We have emphasized on the industrial nature of Woodstock out
of respect for the area. Woodstock has gone from historic ‘clothing factories’
in the 1970’s – 1980’s to call centres and bio-artisanal type businesses. We
wanted to bring an element of steel into the design by using cladding steel and
internally, using steel columns and grids with a combination of ceilings with
open corridors – very industrial looking but married with high-tech facilities.

We are creating a co-working environment with an emphasis on
a co-laboratory environment. Laboratory equipment is incredibly expensive, prohibiting
access to many. Our idea is to make these services accessible to students and
researchers at a reasonable fee. Like a boardroom that is often underutilized,
we can sweat these assets by making them more accessible to third parties.
Allied to this, there will be a co-working scenario with hot desking and small
office environments.

We have also created a central atrium throughout the
building which will assist with the energy control and allow light to permeate
through the building from the sixth floor to the ground floor.
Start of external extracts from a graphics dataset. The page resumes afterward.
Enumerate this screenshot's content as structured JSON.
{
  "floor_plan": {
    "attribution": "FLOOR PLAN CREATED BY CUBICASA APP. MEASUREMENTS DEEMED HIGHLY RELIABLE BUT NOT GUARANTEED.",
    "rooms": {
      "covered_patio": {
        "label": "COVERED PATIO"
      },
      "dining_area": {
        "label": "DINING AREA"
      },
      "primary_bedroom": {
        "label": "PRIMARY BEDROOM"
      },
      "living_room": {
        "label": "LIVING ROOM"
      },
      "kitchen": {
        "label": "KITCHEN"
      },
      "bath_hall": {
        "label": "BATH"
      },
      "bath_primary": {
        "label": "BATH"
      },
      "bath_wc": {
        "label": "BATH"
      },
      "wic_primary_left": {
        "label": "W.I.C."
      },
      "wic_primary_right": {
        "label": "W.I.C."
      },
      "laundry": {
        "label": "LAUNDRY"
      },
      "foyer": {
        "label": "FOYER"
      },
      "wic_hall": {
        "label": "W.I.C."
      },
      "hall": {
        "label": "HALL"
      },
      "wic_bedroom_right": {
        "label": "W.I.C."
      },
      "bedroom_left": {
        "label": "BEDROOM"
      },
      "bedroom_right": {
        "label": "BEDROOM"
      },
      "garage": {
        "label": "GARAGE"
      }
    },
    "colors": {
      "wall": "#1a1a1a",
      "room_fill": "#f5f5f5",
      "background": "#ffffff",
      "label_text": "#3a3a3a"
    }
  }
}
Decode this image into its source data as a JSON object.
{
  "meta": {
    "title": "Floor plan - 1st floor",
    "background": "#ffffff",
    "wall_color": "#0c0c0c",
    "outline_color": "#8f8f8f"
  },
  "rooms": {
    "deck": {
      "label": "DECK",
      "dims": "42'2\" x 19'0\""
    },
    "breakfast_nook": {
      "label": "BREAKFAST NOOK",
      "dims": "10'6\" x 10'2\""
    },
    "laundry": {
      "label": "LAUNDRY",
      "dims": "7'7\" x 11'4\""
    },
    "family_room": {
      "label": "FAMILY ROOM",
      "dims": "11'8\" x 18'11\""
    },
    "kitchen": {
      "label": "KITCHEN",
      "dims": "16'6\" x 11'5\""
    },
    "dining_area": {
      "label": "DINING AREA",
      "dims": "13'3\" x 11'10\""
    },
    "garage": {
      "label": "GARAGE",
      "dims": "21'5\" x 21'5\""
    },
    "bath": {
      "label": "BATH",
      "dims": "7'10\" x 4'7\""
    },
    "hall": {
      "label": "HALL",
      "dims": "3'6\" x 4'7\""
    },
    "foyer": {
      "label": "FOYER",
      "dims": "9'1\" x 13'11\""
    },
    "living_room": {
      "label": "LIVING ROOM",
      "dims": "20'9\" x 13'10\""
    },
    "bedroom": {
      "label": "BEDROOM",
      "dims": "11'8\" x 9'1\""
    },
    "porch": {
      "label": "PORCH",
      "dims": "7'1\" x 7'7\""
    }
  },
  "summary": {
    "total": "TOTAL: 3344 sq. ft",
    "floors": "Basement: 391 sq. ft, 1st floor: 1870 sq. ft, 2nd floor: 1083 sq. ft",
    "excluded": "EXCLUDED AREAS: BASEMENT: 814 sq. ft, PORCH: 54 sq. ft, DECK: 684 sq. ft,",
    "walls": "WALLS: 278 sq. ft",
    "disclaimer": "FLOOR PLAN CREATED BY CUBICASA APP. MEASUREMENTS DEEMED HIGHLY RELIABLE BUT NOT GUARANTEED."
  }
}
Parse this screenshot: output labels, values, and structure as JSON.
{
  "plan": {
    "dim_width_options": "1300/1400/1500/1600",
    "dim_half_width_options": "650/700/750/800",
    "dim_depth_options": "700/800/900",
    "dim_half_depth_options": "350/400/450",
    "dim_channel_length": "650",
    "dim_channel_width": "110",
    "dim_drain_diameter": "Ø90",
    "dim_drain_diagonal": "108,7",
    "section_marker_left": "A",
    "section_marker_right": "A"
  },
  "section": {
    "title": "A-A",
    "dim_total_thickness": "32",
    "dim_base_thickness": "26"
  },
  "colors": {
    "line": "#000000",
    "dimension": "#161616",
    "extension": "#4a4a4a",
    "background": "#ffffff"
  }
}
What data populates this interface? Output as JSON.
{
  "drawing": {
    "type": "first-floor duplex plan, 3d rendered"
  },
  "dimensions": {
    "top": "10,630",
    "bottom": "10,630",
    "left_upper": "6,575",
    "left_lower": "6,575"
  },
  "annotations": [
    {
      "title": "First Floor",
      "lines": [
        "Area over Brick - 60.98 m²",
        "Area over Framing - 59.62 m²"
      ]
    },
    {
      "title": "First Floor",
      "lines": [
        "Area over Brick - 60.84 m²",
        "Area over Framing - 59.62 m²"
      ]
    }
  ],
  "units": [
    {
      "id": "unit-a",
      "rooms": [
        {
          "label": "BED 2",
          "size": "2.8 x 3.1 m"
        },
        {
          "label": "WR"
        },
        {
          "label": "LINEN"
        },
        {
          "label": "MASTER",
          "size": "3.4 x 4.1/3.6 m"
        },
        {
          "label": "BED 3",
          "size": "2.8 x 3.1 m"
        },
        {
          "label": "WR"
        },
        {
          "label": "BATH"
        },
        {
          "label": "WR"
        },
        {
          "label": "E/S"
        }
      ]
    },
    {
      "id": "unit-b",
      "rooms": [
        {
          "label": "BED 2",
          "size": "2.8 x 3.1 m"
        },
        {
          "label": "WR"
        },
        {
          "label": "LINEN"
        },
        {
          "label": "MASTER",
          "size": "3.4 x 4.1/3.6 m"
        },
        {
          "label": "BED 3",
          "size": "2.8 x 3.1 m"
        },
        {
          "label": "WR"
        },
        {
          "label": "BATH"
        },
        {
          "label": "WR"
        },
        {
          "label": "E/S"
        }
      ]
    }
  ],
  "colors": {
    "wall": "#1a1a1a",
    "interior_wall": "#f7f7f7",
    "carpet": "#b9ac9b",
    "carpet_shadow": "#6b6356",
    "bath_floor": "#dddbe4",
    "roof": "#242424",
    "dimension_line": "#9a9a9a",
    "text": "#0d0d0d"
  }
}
Each floor will
circulate via the atrium. This will create a sense of movement. There will be a
lot of glass too. Visitors who walk through the building may not be able to
access the laboratories, but they will be able to view it all. We are hoping
that this will be quite stimulating, exciting and of interest.

An artist’s render of the central atrium.

The ground floor will play host to a coffee shop and a
co-working space.

The building will be energy efficient – from the type of
windows to the type of insulation used in the electrical supplies. With the
current situation that Eskom is facing – and no foreseeable changes – there
will be a mixture of solar generators and Eskom-generated supply.

It also comes down to your tenant mix and creating a
community within a building. The larger tenants will set the foundation by
providing the laboratory equipment and providing their suppliers with the
opportunity to showcase their equipment while saving on showroom space. There
will be a combination of medically inclined and research focused tenants who
will add value and contribute the building and its purpose. 

Factoring in the national lockdown, how has the
development been affected and what challenges have you faced?

We started on site in September last year. We elected not to
demolish the building but to re-enforce the foundation work and to add on three
floors. When Covid-19 hit, we had to close the entire site down. We returned to
site when the lockdown was downgraded to Level 3.

However, our biggest challenges were not because of the
pandemic; it was due to delays from Council. I believe that the whole planning
process and the time in which approval takes is unacceptable. We do international
work; what takes the Council in Portugal two months, takes our Council a year
to do. It can be done and the whole process requires an overhaul. Many
developers cannot start on their projects, the City of Cape Town is not
receiving money, there are increased rates revenue and we are unable to unlock
job creation. As an industry, it is something that we need to hold them
accountable for. It just keeps diluting over time.

Due to the uptake in demand for this type of space, we
require extra bulk and we have subsequently had to apply for additional rights
for an extra floor which we are awaiting Council’s approval.

What has your approach been to this project and what do
you envision long-term?

As landlords, we need tenants. We work closely with our
tenants and we match them with a building or, we match them with other tenants
to create a synergy within a building. By creating synergy and a vision, it
becomes positive and inclusive, unlocking further opportunities for everyone.
We see our tenants as stakeholders within an industry collaborating.

We understand their businesses and we offer our tenants a
wide suite of options. This is what differentiates us from the rest of the
market. We are signing leases and there are not many landlords who are not
currently haemorrhaging.

We will end up with a great facility, on the edge of Cape Town’s CBD and off the highway with accessibility to the N1 – the gateway to Woodstock.